Rather than trying to stay updated on projects via email, Miles explained that Quad users can join various communities that are devoted to specific jobs, projects and company needs. They can check into their communities and see what's been posted and what documents are being worked on -- all in one place.
However, while there have been many benefits, it hasn't always been easy to convince everyone that using a social tool is a good idea.
"We found that people were naturally wanting to get all over [the new tool] because it's got the word 'social' within it," Miles said. "They wanted to start communities and start collaborating ... Others were turned off by the word 'social'. We concentrated on making people understand the value of these tools. One size doesn't fit all. We had to create and design a different set of training tools."

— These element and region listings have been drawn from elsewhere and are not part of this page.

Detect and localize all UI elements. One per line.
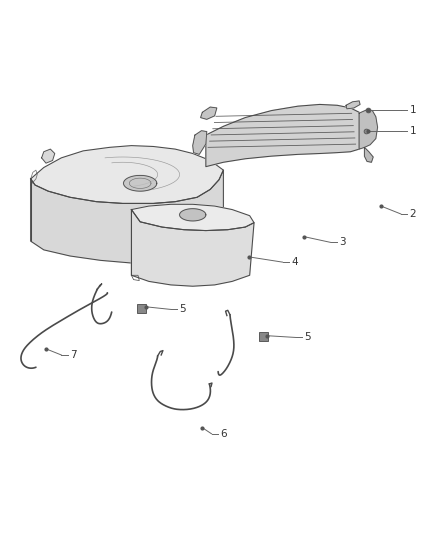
Polygon shape <box>359 110 378 149</box>
Polygon shape <box>346 101 360 109</box>
Text: 2: 2 <box>410 209 416 219</box>
Text: 7: 7 <box>70 350 77 360</box>
Text: 4: 4 <box>291 257 298 267</box>
Text: 5: 5 <box>180 304 186 314</box>
Polygon shape <box>206 104 359 167</box>
Polygon shape <box>131 209 254 286</box>
Bar <box>137 304 146 313</box>
Text: 3: 3 <box>339 237 346 247</box>
Polygon shape <box>42 149 55 163</box>
Text: 1: 1 <box>410 126 416 136</box>
Polygon shape <box>131 204 254 231</box>
Polygon shape <box>180 209 206 221</box>
Polygon shape <box>364 147 373 162</box>
Polygon shape <box>31 170 223 263</box>
Polygon shape <box>124 175 157 191</box>
Text: 6: 6 <box>220 429 227 439</box>
Bar <box>259 332 268 341</box>
Polygon shape <box>193 131 207 155</box>
Polygon shape <box>201 107 217 119</box>
Polygon shape <box>31 146 223 204</box>
Text: 5: 5 <box>304 333 311 343</box>
Text: 1: 1 <box>410 104 416 115</box>
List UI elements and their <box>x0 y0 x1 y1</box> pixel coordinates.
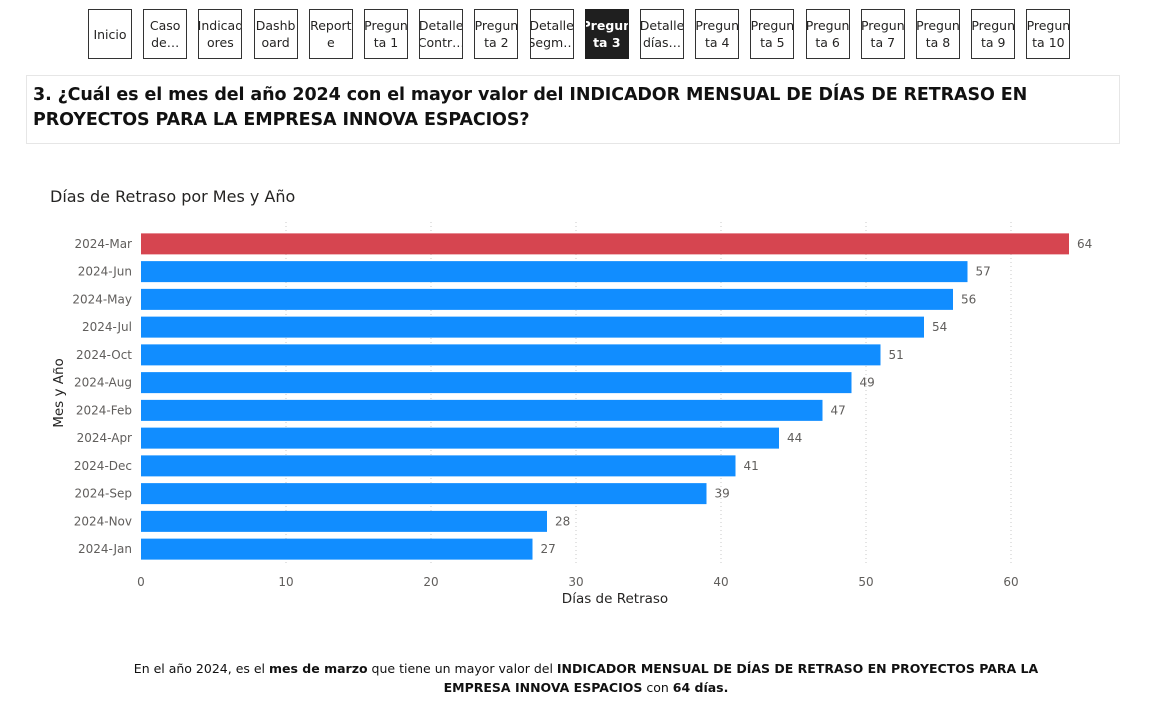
note-text: con <box>642 679 673 695</box>
bar-chart: 2024-Mar 2024-Jun 2024-May 2024-Jul 2024-Oct… <box>51 222 1093 607</box>
category-label: 2024-Apr <box>77 431 132 445</box>
nav-button-5[interactable]: Report e <box>308 9 353 59</box>
x-tick-label: 40 <box>713 575 728 589</box>
note-emphasis: mes de marzo <box>269 661 368 676</box>
conclusion-note: En el año 2024, es el mes de marzo que t… <box>100 660 1072 697</box>
nav-button-12[interactable]: Pregun ta 4 <box>695 9 740 59</box>
bar[interactable] <box>141 538 533 560</box>
nav-button-1[interactable]: Inicio <box>88 9 132 59</box>
x-tick-label: 30 <box>568 575 583 589</box>
category-label: 2024-Jan <box>78 542 132 556</box>
nav-button-17[interactable]: Pregun ta 9 <box>971 9 1016 59</box>
bar[interactable] <box>141 399 823 421</box>
nav-button-16[interactable]: Pregun ta 8 <box>916 9 960 59</box>
category-label: 2024-Oct <box>76 348 132 362</box>
category-labels: 2024-Mar 2024-Jun 2024-May 2024-Jul 2024-Oct… <box>72 237 132 556</box>
bar[interactable] <box>141 372 852 394</box>
bars <box>141 233 1069 560</box>
data-label: 49 <box>860 376 875 390</box>
note-text: que tiene un mayor valor del <box>367 661 557 676</box>
note-text: En el año 2024, es el <box>133 661 270 676</box>
nav-button-15[interactable]: Pregun ta 7 <box>860 9 905 59</box>
nav-button-7[interactable]: Detalle Contr… <box>419 9 464 59</box>
question-title: 3. ¿Cuál es el mes del año 2024 con el m… <box>33 85 1028 130</box>
x-axis-title: Días de Retraso <box>562 591 668 607</box>
nav-button-14[interactable]: Pregun ta 6 <box>805 9 850 59</box>
nav-button-10[interactable]: Pregun ta 3 <box>584 9 629 59</box>
bar[interactable] <box>141 261 968 283</box>
bar[interactable] <box>141 288 953 310</box>
data-label: 44 <box>787 431 802 445</box>
nav-button-6[interactable]: Pregun ta 1 <box>364 9 408 59</box>
category-label: 2024-Mar <box>74 237 132 251</box>
x-tick-label: 60 <box>1003 575 1018 589</box>
bar[interactable] <box>141 427 779 449</box>
category-label: 2024-Dec <box>74 459 132 473</box>
data-label: 41 <box>744 459 759 473</box>
data-label: 56 <box>961 292 976 306</box>
note-emphasis: INDICADOR MENSUAL DE DÍAS DE RETRASO EN … <box>443 661 1039 695</box>
bar[interactable] <box>141 483 707 505</box>
category-label: 2024-Aug <box>74 376 132 390</box>
page-navigation: Inicio Caso de… Indicad ores Dashb oard Repo… <box>0 0 1172 70</box>
category-label: 2024-Jun <box>78 265 132 279</box>
nav-button-2[interactable]: Caso de… <box>143 9 188 59</box>
question-box: 3. ¿Cuál es el mes del año 2024 con el m… <box>26 75 1120 144</box>
data-label: 57 <box>976 265 991 279</box>
x-tick-label: 0 <box>137 575 145 589</box>
x-axis-ticks: 0 10 20 30 40 50 60 <box>137 575 1018 589</box>
nav-button-13[interactable]: Pregun ta 5 <box>750 9 795 59</box>
category-label: 2024-May <box>72 292 132 306</box>
nav-button-4[interactable]: Dashb oard <box>253 9 298 59</box>
category-label: 2024-Nov <box>74 514 132 528</box>
x-tick-label: 10 <box>278 575 293 589</box>
data-label: 51 <box>889 348 904 362</box>
x-tick-label: 50 <box>858 575 873 589</box>
bar[interactable] <box>141 316 924 338</box>
data-label: 28 <box>555 514 570 528</box>
data-label: 54 <box>932 320 947 334</box>
nav-button-8[interactable]: Pregun ta 2 <box>474 9 519 59</box>
nav-button-18[interactable]: Pregun ta 10 <box>1026 9 1071 59</box>
category-label: 2024-Sep <box>75 487 133 501</box>
bar[interactable] <box>141 510 547 532</box>
bar[interactable] <box>141 233 1069 255</box>
data-label: 64 <box>1077 237 1092 251</box>
nav-button-11[interactable]: Detalle días… <box>640 9 684 59</box>
note-emphasis: 64 días. <box>672 679 729 695</box>
chart-title: Días de Retraso por Mes y Año <box>50 187 296 206</box>
nav-button-9[interactable]: Detalle Segm… <box>529 9 574 59</box>
category-label: 2024-Feb <box>76 403 132 417</box>
y-axis-title: Mes y Año <box>51 358 67 428</box>
data-label: 27 <box>541 542 556 556</box>
category-label: 2024-Jul <box>82 320 132 334</box>
nav-button-3[interactable]: Indicad ores <box>198 9 243 59</box>
bar[interactable] <box>141 455 736 477</box>
bar[interactable] <box>141 344 881 366</box>
x-tick-label: 20 <box>423 575 438 589</box>
data-label: 39 <box>715 487 730 501</box>
data-label: 47 <box>831 403 846 417</box>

To make new users comfortable, Virgin Media used training videos and set up self-help communities within the new tools so users could pose and answer each other's questions. It also scoped out which employees were the bigger social networking users -- with memberships in Facebook, Twitter and LinkedIn -- and asked some of them to be evangelists for the enterprise social tools.
"With the use of evangelists and trainers, we found a groundswell of engagement," Miles said. "We're starting to see a higher level of agility in the organization ... People are able to make decisions quicker ... They're more apt to look to work together."